More than a shelter, and more than a one-stop intake center, The Navigation Center will convert a former high school in San Francisco into transitional housing with a full range of services. It will attempt to replace outdoor encampments — “dogs and couples and tents and all” — with safe transitional housing until permanent housing is found.
The Navigation Center is one of the most innovative homeless-help experiments being undertaken in the U.S. — meaning that when it opens the week of March 16 at an old high school at 16th and Mission streets, it will be watched not just by every homeless camper in the vicinity, but by aid agencies around the nation.
One-stop help centers exist all over the U.S. — in San Francisco, there’s Project Homeless Connect, a 10-year-old effort to refer the homeless to job training, substance-abuse counseling and other programs that can pull them off the streets.But what has never been tried is moving full encampments under one roof — dogs and couples and tents and all — and housing them there until permanent housing is found.

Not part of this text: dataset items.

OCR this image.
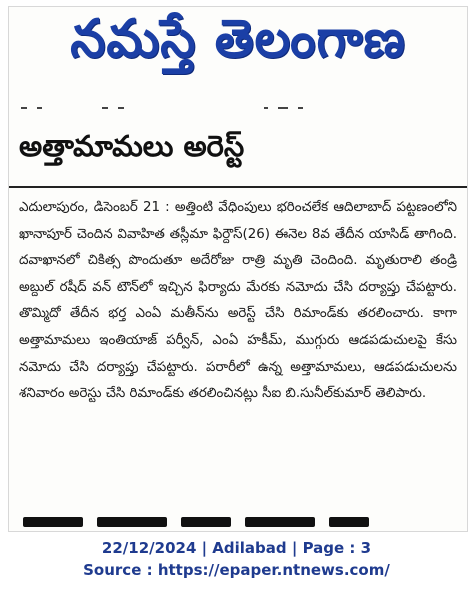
నమస్తే తెలంగాణ
అత్తామామలు అరెస్ట్

ఎదులాపురం, డిసెంబర్ 21 : అత్తింటి వేధింపులు భరించలేక ఆదిలాబాద్ పట్టణంలోని ఖానాపూర్ చెందిన వివాహిత తస్లీమా ఫిర్దౌస్(26) ఈనెల 8వ తేదీన యాసిడ్ తాగింది. దవాఖానలో చికిత్స పొందుతూ అదేరోజు రాత్రి మృతి చెందింది. మృతురాలి తండ్రి అబ్దుల్ రషీద్ వన్ టౌన్‌లో ఇచ్చిన ఫిర్యాదు మేరకు నమోదు చేసి దర్యాప్తు చేపట్టారు. తొమ్మిదో తేదీన భర్త ఎంఏ మతీన్‌ను అరెస్ట్ చేసి రిమాండ్‌కు తరలించారు. కాగా అత్తామామలు ఇంతియాజ్ పర్వీన్, ఎంఏ హకీమ్, ముగ్గురు ఆడపడుచులపై కేసు నమోదు చేసి దర్యాప్తు చేపట్టారు. పరారీలో ఉన్న అత్తామామలు, ఆడపడుచులను శనివారం అరెస్టు చేసి రిమాండ్‌కు తరలించినట్లు సీఐ బి.సునీల్‌కుమార్ తెలిపారు.

22/12/2024 | Adilabad | Page : 3
Source : https://epaper.ntnews.com/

The Navigation Center will be doing this as a pilot project for eight to 18 months, depending on its success.
The whole thing is a gamble of sorts, its creators admit. But for now, hopes are high.
Episcopal Community Services will be the lead nonprofit agency overseeing the eight to 18 months pilot project, along with the city’s Human Services Agency, along with about a dozen other governmental and non-profit organizations.